To compare the direct and indirect PLF methods, it should be added that the aim of employing direct PLF is to develop a formulation, which takes advantage of the topological characteristics of distribution systems, and solves the distribution load flow directly. It means that the time-consuming lower upper decomposition and forward/backward substitution of the Jacobian matrix or the admittance matrix, required in the traditional Newton-Raphson and Gauss implicit matrix algorithms, are not necessary in direct PLF. In direct PLF, two developed matrices, the bus-injection to branch-current matrix and the branch-current to bus-voltage matrix, and a simple matrix multiplication are utilized, to obtain the load flow solutions in the system with uncertainties.
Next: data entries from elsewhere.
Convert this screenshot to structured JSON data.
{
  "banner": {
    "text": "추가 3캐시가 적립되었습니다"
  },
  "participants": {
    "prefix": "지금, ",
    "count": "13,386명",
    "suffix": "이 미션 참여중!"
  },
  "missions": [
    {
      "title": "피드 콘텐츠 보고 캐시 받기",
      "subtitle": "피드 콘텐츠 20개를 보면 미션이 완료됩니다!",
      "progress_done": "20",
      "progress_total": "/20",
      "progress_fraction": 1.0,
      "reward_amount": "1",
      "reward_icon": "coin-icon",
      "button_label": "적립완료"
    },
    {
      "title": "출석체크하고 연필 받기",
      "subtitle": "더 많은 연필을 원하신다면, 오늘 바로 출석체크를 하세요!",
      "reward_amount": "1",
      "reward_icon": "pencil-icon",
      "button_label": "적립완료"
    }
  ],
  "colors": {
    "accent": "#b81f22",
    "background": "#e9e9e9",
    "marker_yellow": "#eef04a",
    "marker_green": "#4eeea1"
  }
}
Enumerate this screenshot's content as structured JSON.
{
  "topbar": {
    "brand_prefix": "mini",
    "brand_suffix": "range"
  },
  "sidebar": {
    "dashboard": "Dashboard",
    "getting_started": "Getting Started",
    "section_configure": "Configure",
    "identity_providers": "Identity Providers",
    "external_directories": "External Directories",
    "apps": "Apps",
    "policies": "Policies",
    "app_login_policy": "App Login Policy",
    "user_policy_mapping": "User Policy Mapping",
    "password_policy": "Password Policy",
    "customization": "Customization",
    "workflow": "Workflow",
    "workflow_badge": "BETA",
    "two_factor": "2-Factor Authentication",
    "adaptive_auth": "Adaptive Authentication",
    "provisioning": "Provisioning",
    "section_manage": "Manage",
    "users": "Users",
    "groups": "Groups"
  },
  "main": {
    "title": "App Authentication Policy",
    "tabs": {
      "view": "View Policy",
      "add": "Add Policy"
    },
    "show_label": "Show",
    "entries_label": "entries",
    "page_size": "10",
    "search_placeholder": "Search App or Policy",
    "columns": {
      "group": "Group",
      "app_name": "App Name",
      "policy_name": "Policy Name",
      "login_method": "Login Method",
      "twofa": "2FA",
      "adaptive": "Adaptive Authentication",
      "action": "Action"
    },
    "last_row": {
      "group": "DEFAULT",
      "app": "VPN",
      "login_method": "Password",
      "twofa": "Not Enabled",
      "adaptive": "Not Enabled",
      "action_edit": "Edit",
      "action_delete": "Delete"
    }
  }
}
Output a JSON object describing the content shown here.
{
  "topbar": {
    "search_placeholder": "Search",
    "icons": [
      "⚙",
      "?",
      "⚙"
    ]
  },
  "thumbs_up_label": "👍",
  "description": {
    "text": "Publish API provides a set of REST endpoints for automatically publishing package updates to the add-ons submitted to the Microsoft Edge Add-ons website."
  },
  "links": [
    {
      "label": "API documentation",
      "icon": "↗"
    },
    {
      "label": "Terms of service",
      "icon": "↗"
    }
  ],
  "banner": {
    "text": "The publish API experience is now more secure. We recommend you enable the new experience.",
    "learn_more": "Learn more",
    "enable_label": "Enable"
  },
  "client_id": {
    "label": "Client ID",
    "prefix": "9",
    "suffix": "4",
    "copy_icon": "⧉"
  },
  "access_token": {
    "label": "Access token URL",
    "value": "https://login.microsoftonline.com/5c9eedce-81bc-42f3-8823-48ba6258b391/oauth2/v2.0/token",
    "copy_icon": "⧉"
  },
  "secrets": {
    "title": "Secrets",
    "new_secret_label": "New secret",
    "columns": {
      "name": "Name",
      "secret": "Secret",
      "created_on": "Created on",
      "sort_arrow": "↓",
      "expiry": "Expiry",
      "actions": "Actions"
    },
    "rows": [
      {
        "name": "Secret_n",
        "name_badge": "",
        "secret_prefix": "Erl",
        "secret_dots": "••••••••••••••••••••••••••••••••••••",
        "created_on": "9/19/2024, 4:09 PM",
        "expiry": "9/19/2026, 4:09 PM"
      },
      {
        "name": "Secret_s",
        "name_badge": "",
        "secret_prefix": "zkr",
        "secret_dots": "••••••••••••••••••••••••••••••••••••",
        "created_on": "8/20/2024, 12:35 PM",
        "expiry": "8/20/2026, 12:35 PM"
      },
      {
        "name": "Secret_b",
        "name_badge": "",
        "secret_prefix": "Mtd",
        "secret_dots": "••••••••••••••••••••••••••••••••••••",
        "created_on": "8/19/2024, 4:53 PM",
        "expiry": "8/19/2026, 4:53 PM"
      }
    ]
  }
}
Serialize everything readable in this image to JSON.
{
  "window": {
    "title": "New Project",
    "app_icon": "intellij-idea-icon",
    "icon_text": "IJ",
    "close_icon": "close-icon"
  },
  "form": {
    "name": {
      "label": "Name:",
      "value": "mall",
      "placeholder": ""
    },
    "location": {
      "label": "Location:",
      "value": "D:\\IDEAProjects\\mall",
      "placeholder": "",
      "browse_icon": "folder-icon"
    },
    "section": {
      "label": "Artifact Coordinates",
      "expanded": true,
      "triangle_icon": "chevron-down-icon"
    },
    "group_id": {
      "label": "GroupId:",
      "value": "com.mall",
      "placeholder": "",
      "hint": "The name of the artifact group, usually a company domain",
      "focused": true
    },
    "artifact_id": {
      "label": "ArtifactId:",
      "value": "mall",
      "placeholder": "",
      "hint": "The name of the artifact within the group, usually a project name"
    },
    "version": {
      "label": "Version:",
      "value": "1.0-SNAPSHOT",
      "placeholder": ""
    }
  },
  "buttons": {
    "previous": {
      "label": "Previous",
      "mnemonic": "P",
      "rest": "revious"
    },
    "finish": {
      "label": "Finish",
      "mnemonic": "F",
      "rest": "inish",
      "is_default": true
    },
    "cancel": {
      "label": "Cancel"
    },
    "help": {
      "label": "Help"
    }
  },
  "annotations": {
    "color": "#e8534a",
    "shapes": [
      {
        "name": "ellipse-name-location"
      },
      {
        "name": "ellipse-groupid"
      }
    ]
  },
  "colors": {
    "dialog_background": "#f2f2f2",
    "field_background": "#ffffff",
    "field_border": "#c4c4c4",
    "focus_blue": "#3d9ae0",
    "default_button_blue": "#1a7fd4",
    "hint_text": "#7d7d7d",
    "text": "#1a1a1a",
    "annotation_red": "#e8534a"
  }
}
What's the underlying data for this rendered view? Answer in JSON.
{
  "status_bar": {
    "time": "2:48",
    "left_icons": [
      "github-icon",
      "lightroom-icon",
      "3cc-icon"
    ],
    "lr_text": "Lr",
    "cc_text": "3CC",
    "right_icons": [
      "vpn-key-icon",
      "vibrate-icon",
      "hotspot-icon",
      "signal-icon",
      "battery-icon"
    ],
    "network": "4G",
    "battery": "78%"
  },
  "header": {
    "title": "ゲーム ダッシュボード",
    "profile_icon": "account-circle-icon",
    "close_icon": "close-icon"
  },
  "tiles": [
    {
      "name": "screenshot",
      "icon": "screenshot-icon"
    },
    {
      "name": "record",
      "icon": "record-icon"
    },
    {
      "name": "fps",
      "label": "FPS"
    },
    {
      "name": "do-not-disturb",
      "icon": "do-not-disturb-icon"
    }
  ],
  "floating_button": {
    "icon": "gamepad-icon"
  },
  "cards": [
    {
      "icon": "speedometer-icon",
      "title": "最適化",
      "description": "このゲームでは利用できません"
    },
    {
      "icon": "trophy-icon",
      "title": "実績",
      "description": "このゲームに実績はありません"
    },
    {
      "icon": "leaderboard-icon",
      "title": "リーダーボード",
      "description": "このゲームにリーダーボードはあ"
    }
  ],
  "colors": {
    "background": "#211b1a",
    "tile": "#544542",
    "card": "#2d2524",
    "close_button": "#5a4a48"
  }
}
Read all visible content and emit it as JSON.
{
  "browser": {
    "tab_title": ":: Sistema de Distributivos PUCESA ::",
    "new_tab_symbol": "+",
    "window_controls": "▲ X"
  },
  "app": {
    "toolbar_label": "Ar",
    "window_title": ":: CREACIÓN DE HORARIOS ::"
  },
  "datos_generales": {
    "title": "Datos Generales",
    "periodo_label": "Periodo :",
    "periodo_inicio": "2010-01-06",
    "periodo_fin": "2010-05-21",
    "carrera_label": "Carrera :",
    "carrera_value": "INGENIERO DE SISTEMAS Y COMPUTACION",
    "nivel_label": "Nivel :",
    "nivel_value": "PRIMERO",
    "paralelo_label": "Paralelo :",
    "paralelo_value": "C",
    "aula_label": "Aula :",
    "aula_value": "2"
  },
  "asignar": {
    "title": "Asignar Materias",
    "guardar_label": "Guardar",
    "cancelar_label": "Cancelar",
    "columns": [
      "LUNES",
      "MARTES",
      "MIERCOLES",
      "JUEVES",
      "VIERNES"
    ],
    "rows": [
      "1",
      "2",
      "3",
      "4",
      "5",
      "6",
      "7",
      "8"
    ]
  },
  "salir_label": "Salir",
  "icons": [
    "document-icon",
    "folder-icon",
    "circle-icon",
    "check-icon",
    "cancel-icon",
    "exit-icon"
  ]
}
Furthermore, analysis of the obtained results revealed that increasing the number of clusters increases the run-time computation; however, it obtains more efficient results for the voltages of the buses. On the other hand, decreasing the number of clusters reduces the run-time computation in the clustering process; this covers the aim of this paper completely, but the problem is the voltage magnitude in the buses. The low number of clusters probably gets unacceptable voltage magnitudes for the buses. A compromise which obtains the optimal number of clusters for an accurate analysis could improve the operation process of the proposed method. Generally, the assessment of the optimal number for clusters was not the focus of this study, but it should be considered for future works.

8. Conclusions

This study intended to develop a fast and accurate PLF method for radial distribution systems interconnected with wind farms. Wind farm integrated radial distribution systems hold stochastic characteristics with lots of uncertainties and require special attention for their operation and planning. In this regard, the K-means data clustering-based Monte Carlo Simulation is proposed in this study, to mitigate the calculation run-time, without compromising the calculation accuracy. The method has been tested for direct PLF and indirect probabilistic forward/backward sweep (PFBS) methods. The results from both direct and indirect PLF approaches using clustered data were compared against unsorted data for a performance comparison. The test was carried out using two different networks (33-bus and 69-bus distribution systems), interconnected with a wind farm. It can be concluded from the extensive simulation analysis that K-means data clustering-based MCS is an effective method for reducing the calculation burden significantly in PLF, especially for bigger networks, compared to unsorted data-based MCS. Also, the run-time or calculation burden was found to be much smaller in the direct PLF approach, compared to indirect PFBS method when K-means data clustering-based MCS is used. Another obtained result was that decreasing the number of clusters decreases the run-time, and increasing the number of clusters increases the accuracy.